Bununla birlikte hakkın ayakta tutulması ve adaletin sağlanması bakımından en önemli sorumluluk hâkimlere düşmektedir. Hâkimin terazisi aynı biçimde, hiçbir ayrım kayrım yapmadan hep doğru tartmalıdır. Hâkimler daima hak ve haklının yanında olmalıdır. Mesleğin vakarını korumalı fakat aynı zamanda yeryüzü gibi geniş ve alçak gönüllü olmalı, aklı ve bilimi ölçüt almalıdırlar. Hiçbir neden, onları hakkı ayakta tutmaktan hiçbir zaman alıkoymamalı, adaletsiz davranmaya yöneltmemelidir. Örnek ahlak sahibi olmalı, kişilik ve vicdanlarını asla kirletmemelidirler. Çekinmeden, endişe duymadan, iç dünyalarındaki öznel duygu ve düşünceleri de dâhil olmak üzere herhangi bir dışsal etki altında kalmadan tarafsız bir tutumla özgürce karar vermelidirler. Unutulmamalıdır ki anayasal kimliğimizi oluşturan ilke ve değerlerin en önemli güvencesi olan bağımsız ve tarafsız yargının varlığı ancak bağımsız ve tarafsız hâkimlerin varlığıyla mümkündür. Dolayısıyla hâkimler fikri, vicdanı ve irfanı hür insanlar olmalıdır.

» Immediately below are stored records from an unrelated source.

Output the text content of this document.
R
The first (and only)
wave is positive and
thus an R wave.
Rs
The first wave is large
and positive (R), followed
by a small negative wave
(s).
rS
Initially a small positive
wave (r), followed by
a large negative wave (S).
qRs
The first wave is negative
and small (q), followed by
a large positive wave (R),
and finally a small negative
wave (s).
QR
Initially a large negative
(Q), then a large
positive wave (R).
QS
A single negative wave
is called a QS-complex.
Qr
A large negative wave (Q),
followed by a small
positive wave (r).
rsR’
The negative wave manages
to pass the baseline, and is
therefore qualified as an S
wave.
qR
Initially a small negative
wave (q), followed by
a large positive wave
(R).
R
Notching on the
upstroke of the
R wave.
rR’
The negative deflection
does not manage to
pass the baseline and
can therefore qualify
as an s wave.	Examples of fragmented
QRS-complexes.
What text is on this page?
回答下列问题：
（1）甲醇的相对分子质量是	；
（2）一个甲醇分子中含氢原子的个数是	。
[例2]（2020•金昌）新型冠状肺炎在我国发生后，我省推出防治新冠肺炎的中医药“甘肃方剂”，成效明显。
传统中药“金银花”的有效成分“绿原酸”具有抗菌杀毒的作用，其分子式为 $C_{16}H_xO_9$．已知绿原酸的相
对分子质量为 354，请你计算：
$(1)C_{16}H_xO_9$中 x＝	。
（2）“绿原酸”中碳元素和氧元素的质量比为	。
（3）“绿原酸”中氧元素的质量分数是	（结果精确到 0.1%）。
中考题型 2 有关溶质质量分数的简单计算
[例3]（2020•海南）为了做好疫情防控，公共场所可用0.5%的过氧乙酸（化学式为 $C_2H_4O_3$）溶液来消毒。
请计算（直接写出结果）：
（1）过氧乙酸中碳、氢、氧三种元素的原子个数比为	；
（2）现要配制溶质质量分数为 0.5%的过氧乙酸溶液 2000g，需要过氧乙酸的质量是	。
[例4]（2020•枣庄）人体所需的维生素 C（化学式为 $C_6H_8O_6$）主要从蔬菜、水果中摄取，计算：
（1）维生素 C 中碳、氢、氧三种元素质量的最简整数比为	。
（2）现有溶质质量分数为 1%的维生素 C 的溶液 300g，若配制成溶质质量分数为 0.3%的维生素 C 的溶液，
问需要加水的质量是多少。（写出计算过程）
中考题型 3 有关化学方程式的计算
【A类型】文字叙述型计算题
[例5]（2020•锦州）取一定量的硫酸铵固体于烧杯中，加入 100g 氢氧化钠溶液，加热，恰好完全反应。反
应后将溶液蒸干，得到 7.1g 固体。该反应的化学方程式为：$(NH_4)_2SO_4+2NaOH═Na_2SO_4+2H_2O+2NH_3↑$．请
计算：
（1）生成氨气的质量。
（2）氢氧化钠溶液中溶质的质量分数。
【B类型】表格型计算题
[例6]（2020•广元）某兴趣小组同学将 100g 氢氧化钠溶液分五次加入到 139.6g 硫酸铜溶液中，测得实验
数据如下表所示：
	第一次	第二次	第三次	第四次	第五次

Nihayet hukukun nihai amacı adaleti sağlamaktır. Bu noktada ayrıca belirtmem gerekir ki söz konusu sorumluluk bakımından bütün yüksek mahkeme üyelerinin verdikleri kararların içtihat olma niteliğini ve doğurduğu sonuçları dikkate alarak diğer mahkemelere kıyasla adaleti tesis etme konusunda daha da hassas olmaları icap etmektedir. Bilindiği üzere toplum sözleşmeleri sayılan anayasalar, temel hak ve özgürlükleri güvence altına alarak egemenlik yetkisinin nasıl kullanılacağını düzenlerler. Anayasa mahkemeleri de anayasal denetim yaparak demokratik toplumların insanı ve devleti adalet temelinde yaşatma ortak amacını gerçekleştirmeye hizmet eden kurumlardır. İnsan hak ve özgürlüklerinin korunması, hukukun üstünlüğüne dayalı demokratik toplumlarda temel öneme sahiptir. Hak ve özgürlükler demokrasinin esaslı unsurudurlar. Ancak bağımsız ve tarafsız mahkemeler ile yeterli hukuki mevzuat ve güvencelerin varlığı hâlinde korunabilir.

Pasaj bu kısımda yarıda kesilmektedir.